Afera w PAN, czyli mini Amber Gold

Polska Akademia Nauk dała zarobić na swojej marce. Oddała studia w outsourcing, czego efektem są niewyedukowani studenci, którzy nie odzyskali pieniędzy. Sprawę opisuje "Dziennik Gazeta Prawna".

Afera w PAN, czyli mini Amber Gold
Źródło zdjęć: © Flickr | tfb

20.01.2014 | aktual.: 20.01.2014 08:01

Jak czytamy w nim, w 2012 roku w Instytucie Nauk Ekonomicznych PAN pojawił się pomysł powołania nowego kierunku - social media. Jego program napisał absolwent INE Przemysław Kołak, a wykładowcy spoza PAN zawierali umowy z akademią. Sam Kołak miał otrzymać wynagrodzenie proporcjonalne do zysku PAN. Przy pierwszym podejściu kierunek nie wypalił, bo nie było chętnych. Kołak znalazł jednak firmę, która zajęła się reklamą, a w zamian uzyskała prawo do udziału w zyskach. Nowo zrekrutowani studenci płacili po 6 tysięcy złotych za rok nauki. PAN zarabiała. Zarabiał też pomysłodawca Przemysław Kołak.

– Zajęcia były na początku ciekawe. Prowadzili je znani blogerzy – mówi Marzena Smolińska, jedna ze słuchaczek, która zapłaciła za całe studia z góry.

Jednak w maju 2013 roku instytutem zaczął kierować nowy dyrektor profesor Cezary Wójcik. Dopatrzył się nadużyć, rozwiązał kierunek, a sprawą zajęła się prokuratura. Ze strony internetowej INE zniknęły dane o kierunku. Studentów nie poinformowano, dlaczego zajęcia zostały zawieszone. Dziś dyrektor INE twierdzi, że jego instytut w ogóle nie otwierał kierunku. Studentom do tej pory nie zwrócono pieniędzy.

– Program tych studiów nie był tworzony w INE PAN, żaden wykładowca z naszego instytutu nie prowadził na nich wykładów, a kwestia ich utworzenia nigdy nie była przedmiotem obrad rady naukowej INE PAN – przekonuje prof. Cezary Wójcik. Dodaje, że studia były prowadzone przez osobę prywatną i jego firmę.

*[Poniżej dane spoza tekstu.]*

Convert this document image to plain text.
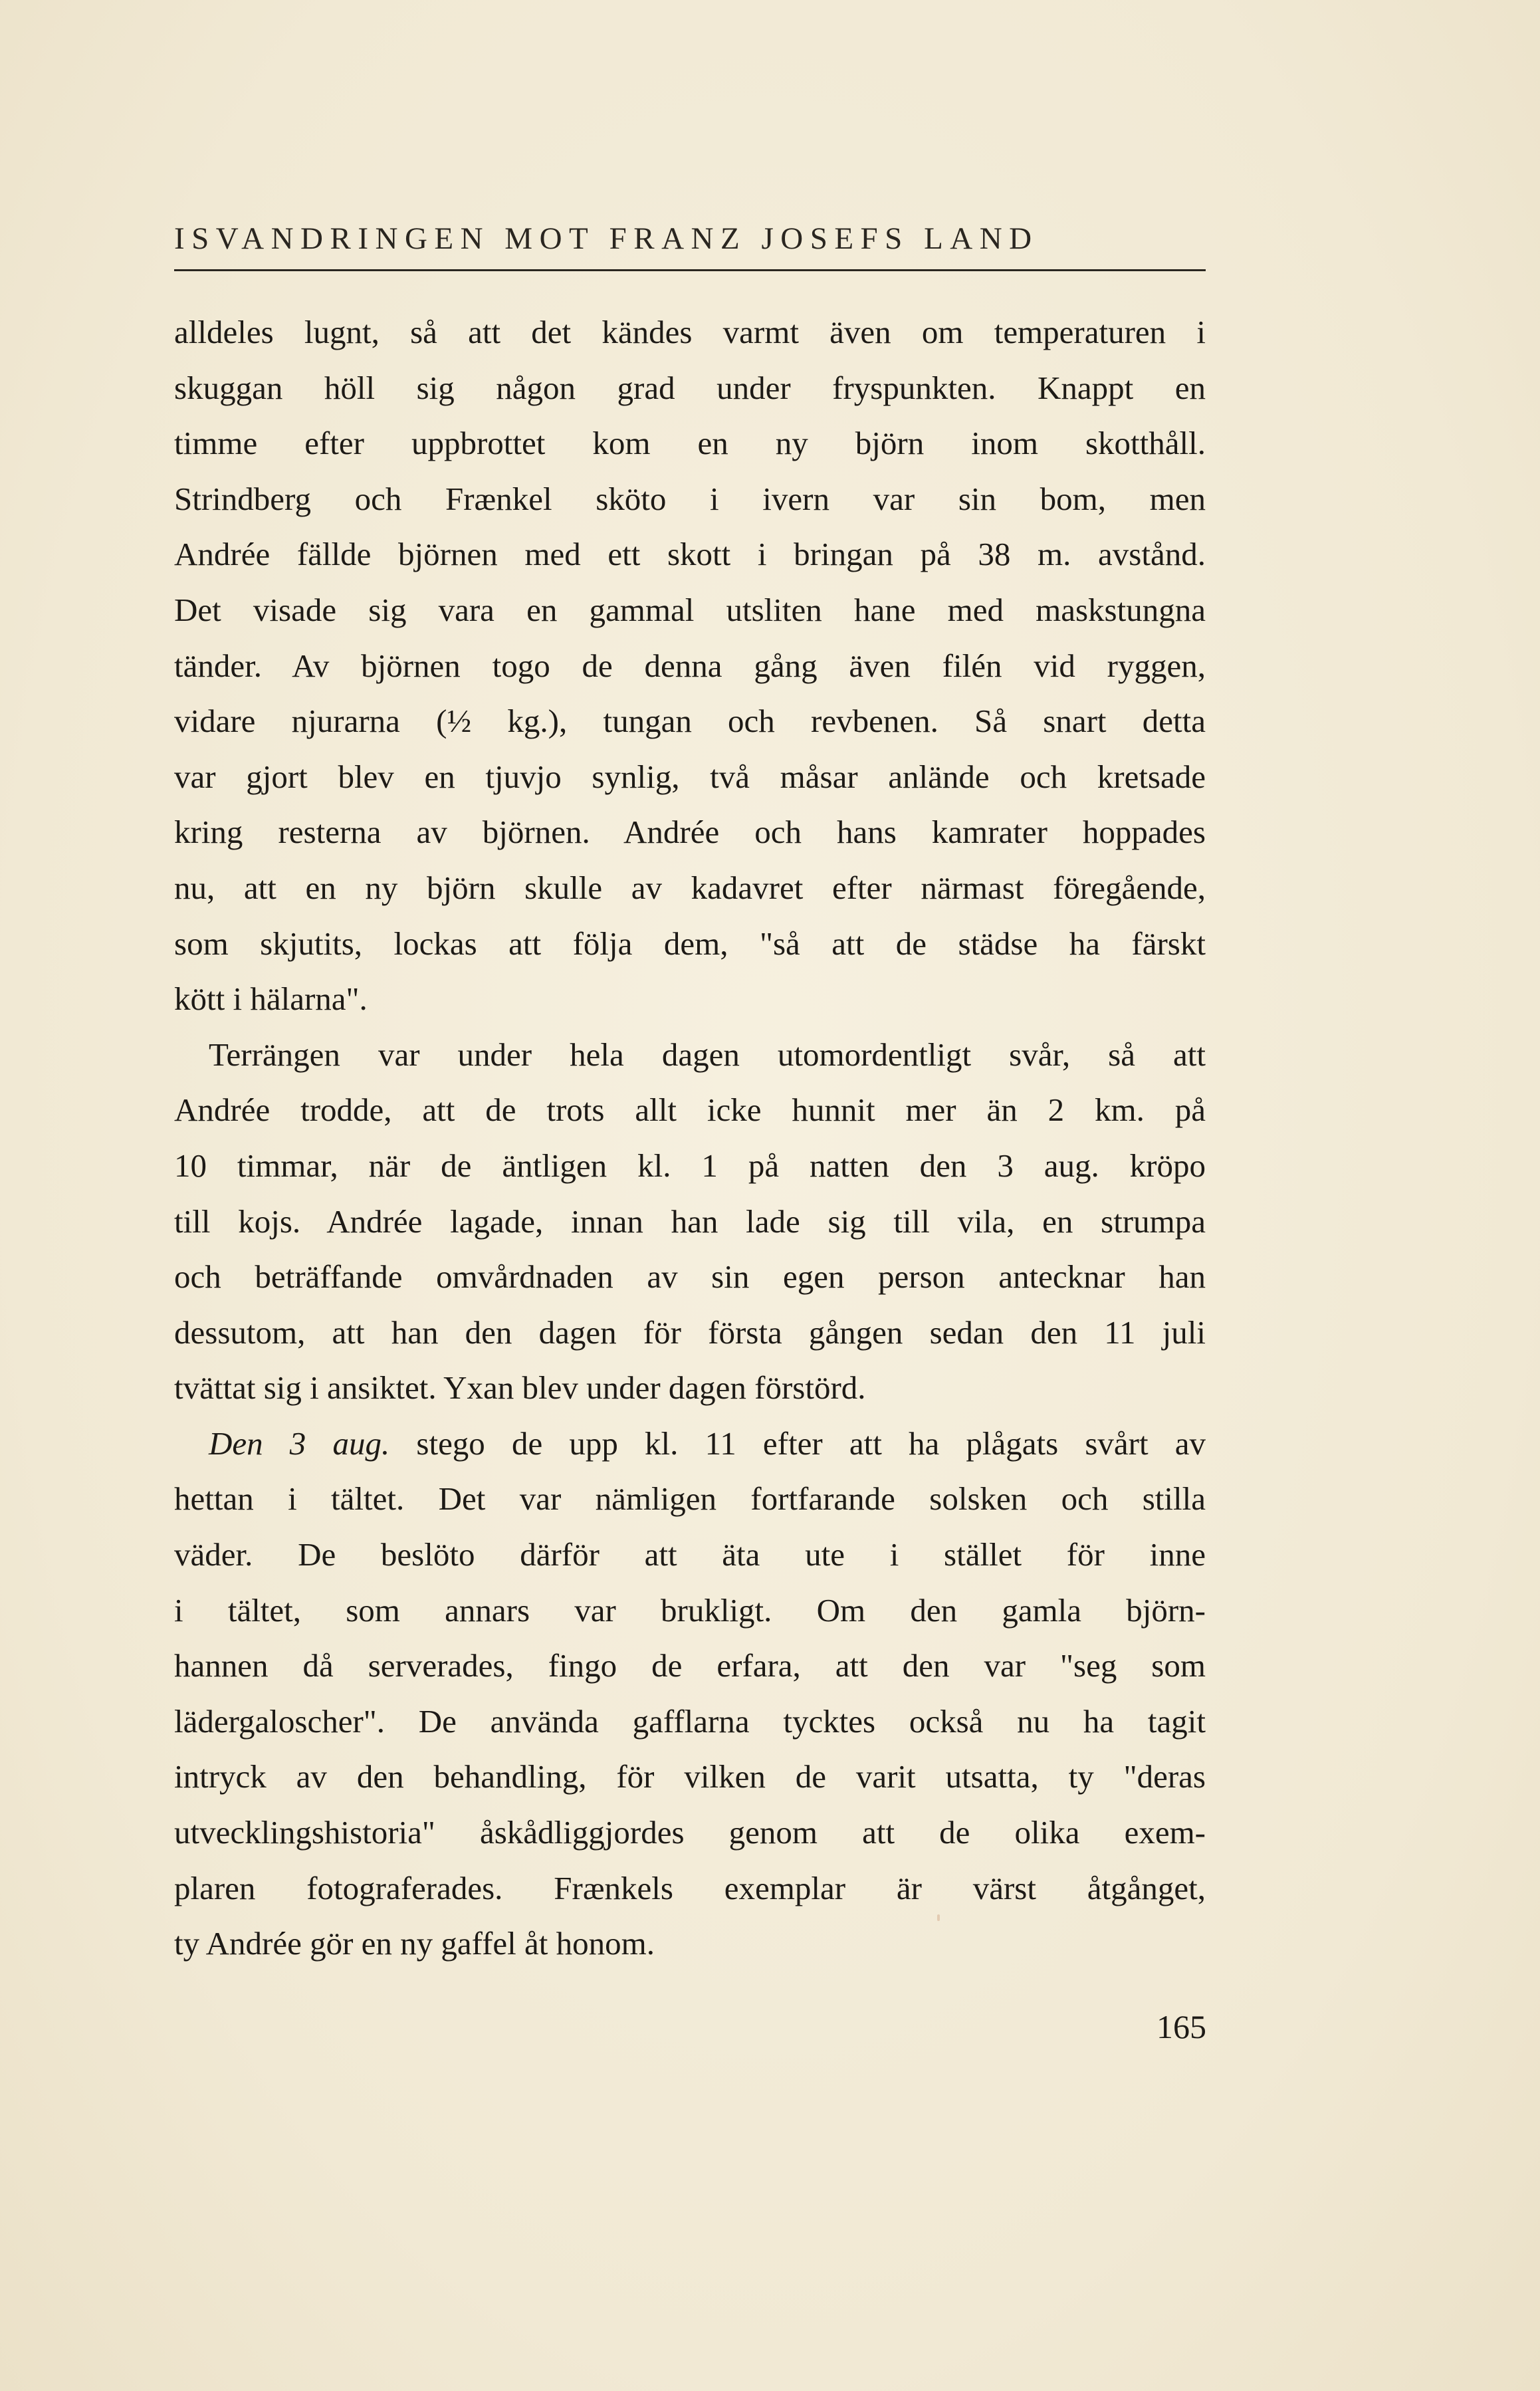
ISVANDRINGEN MOT FRANZ JOSEFS LAND
alldeles lugnt, så att det kändes varmt även om temperaturen i
skuggan höll sig någon grad under fryspunkten. Knappt en
timme efter uppbrottet kom en ny björn inom skotthåll.
Strindberg och Frænkel sköto i ivern var sin bom, men
Andrée fällde björnen med ett skott i bringan på 38 m. avstånd.
Det visade sig vara en gammal utsliten hane med maskstungna
tänder. Av björnen togo de denna gång även filén vid ryggen,
vidare njurarna (½ kg.), tungan och revbenen. Så snart detta
var gjort blev en tjuvjo synlig, två måsar anlände och kretsade
kring resterna av björnen. Andrée och hans kamrater hoppades
nu, att en ny björn skulle av kadavret efter närmast föregående,
som skjutits, lockas att följa dem, "så att de städse ha färskt
kött i hälarna".
Terrängen var under hela dagen utomordentligt svår, så att
Andrée trodde, att de trots allt icke hunnit mer än 2 km. på
10 timmar, när de äntligen kl. 1 på natten den 3 aug. kröpo
till kojs. Andrée lagade, innan han lade sig till vila, en strumpa
och beträffande omvårdnaden av sin egen person antecknar han
dessutom, att han den dagen för första gången sedan den 11 juli
tvättat sig i ansiktet. Yxan blev under dagen förstörd.
Den 3 aug. stego de upp kl. 11 efter att ha plågats svårt av
hettan i tältet. Det var nämligen fortfarande solsken och stilla
väder. De beslöto därför att äta ute i stället för inne
i tältet, som annars var brukligt. Om den gamla björn-
hannen då serverades, fingo de erfara, att den var "seg som
lädergaloscher". De använda gafflarna tycktes också nu ha tagit
intryck av den behandling, för vilken de varit utsatta, ty "deras
utvecklingshistoria" åskådliggjordes genom att de olika exem-
plaren fotograferades. Frænkels exemplar är värst åtgånget,
ty Andrée gör en ny gaffel åt honom.
165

Zapewnia, że po objęciu stanowiska chciał uporządkować sprawy dotyczące instytutu. Okazało się, że przy większości studiów podyplomowych brakuje dokumentacji. A największe braki były właśnie na social media. Jego zdaniem otworzył je pracownik INE PAN bez uprawnień. Dlatego nie można ich traktować jako studiów prowadzonych przez instytut.

Dyrektor Wójcik pytany o to, dlaczego nowa dyrekcja nie kontaktowała się ze słuchaczami, przekonuje, że pierwsze e-maile od nich dostał dopiero w grudniu. Przyznaje jednak, że pieniądze od słuchaczy wpływały na konto instytutu i nadal tam są, więc zamierza jakoś rozwiązać sprawę. – Ponieważ na materiałach i umowach przekazywanych uczestnikom studiów pojawia się logo PAN, podjęte zostały działania wyjaśniające w tej sprawie – mówi Kowalski. I dodaje, że obecnie jest opracowywane rozwiązanie zapewniające uczestnikom ukończenie studiów zgodnie z prawem i w ramach INE PAN.